Numéro 2 / mars 2012

De la folie d'amour à l'amour dans la folie

Ce titre joue sur l’équivoque que Lacan entretient lorsqu’il énonce : « Tout le monde est fou, c’est-à-dire délirant »1, et qu’il affirme par ailleurs : « N’est pas fou qui veut »2.

Il faut préciser que le mot « fou » n’a pas la même valeur dans les deux énoncés. Dans le premier, il vise la folie commune, dans le second cette forme particulière de folie qu’est la psychose. L’ambiguïté est là pour nous faire entendre que cette distinction n’est pas aussi radicale que l’on pourrait croire. C’est ce que l’on trouvait déjà sous la plume de Pascal : « Les hommes sont si nécessairement fous, que ce serait être fou par un autre tour de folie, de n’être pas fou. »3

« Tout le monde est fou »

Les mots « folie » ou « délire » sont des termes très généraux, qui s’appliquent nécessairement à chacun, pour autant que nous sommes tous affectés par le langage. C’est pourquoi Lacan crée le néologisme de « parlêtre » pour l’être humain en proie au langage.

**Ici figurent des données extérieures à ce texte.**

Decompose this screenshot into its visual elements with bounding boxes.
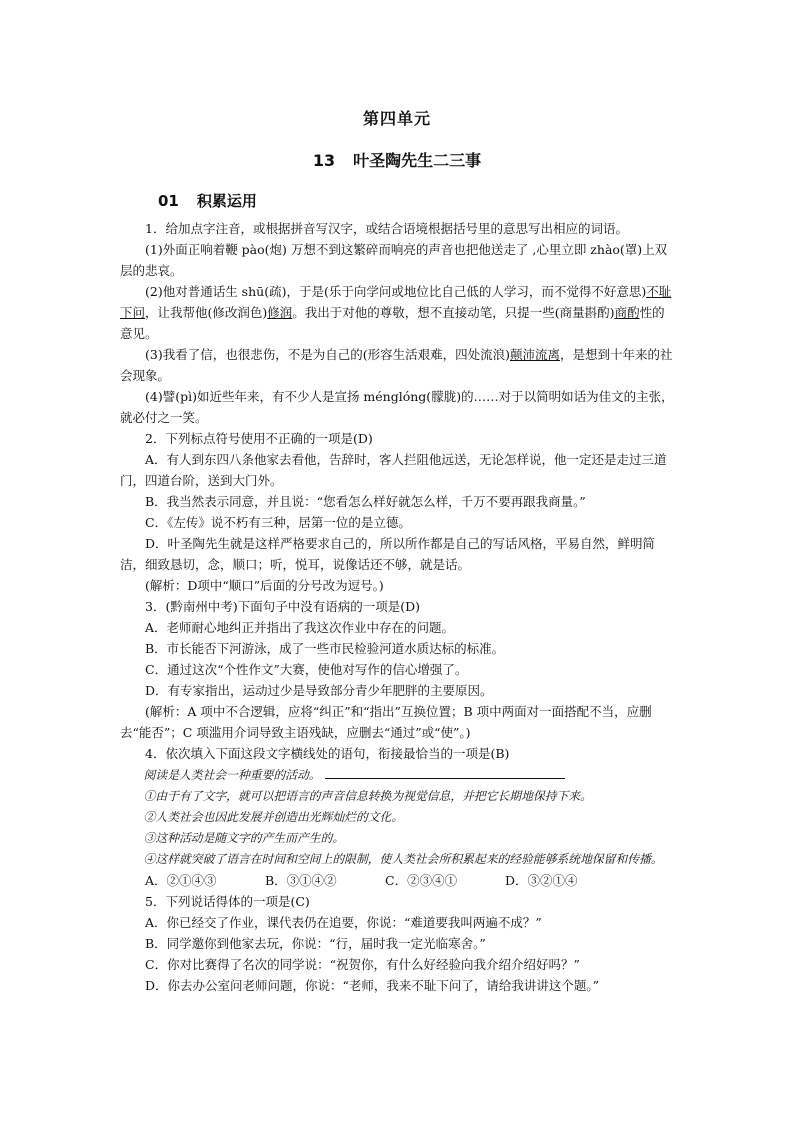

Le système symbolique est constitué par les signifiants. Or, le signifiant à la différence du signe, ne représente pas le réel comme référent, il l’évoque en le négativant : « Le mot est le meurtre de la chose ». Cette constatation du tout premier Lacan est cohérente avec ce qu’il désignera dans son dernier enseignement comme la « forclusion généralisée ». C’est la forclusion du réel.

Dans cette conception, tout discours est un véritable délire, une tentative de suppléance à ce défaut de structure. Toutefois, si le signifiant irréalise le réel, en revanche il permet de réaliser l’irréel, c’est sa fonction créatrice. J’évoque ici ce qui n’a d’existence que de dit (exemple: la licorne).

« N’est pas fou qui veut »

Il faut entendre ici, « n’est pas psychotique qui veut ». Nous ne sommes plus dans l’ordre du nécessaire, mais du contingent, du particulier structural. Cette particularité génère elle-même une grande diversité de solutions singulières. C’est le passage de la psychose aux psychoses.

L’amour, lui, n’est pas un discours. « Il n’y a pas de discours amoureux »4 nous dit Barthes.

L’amour est un sentiment voire une passion, il s’éprouve, mais ne peut se dire que métaphoriquement : « L’amour est un caillou brillant dans le soleil »5 selon la métaphore forgée par Lacan.

Il s'éclaire aussi dans cet éclair qui surgit au changement de discours et pour lequel Lacan s’appuie dans le Séminaire XX sur Rimbaud.

 

 


1LACAN Jacques, « Pour Vincennes », Ornicar ?, n°17-18, p. 278.

2LACAN J., « Discours aux psychiatres », (inédit).

3LACAN J., « Fonction et champ de la parole et du langage en psychanalyse », Écrits, Paris, Le Seuil, 1966, p. 283.

4BARTHES Roland, Le discours amoureux, Paris, Le Seuil, 2007, p. 297.

5LACAN J., « L'instance de la lettre dans l'inconscient ou la raison depuis Freud », Écrits, op. cit., p. 508.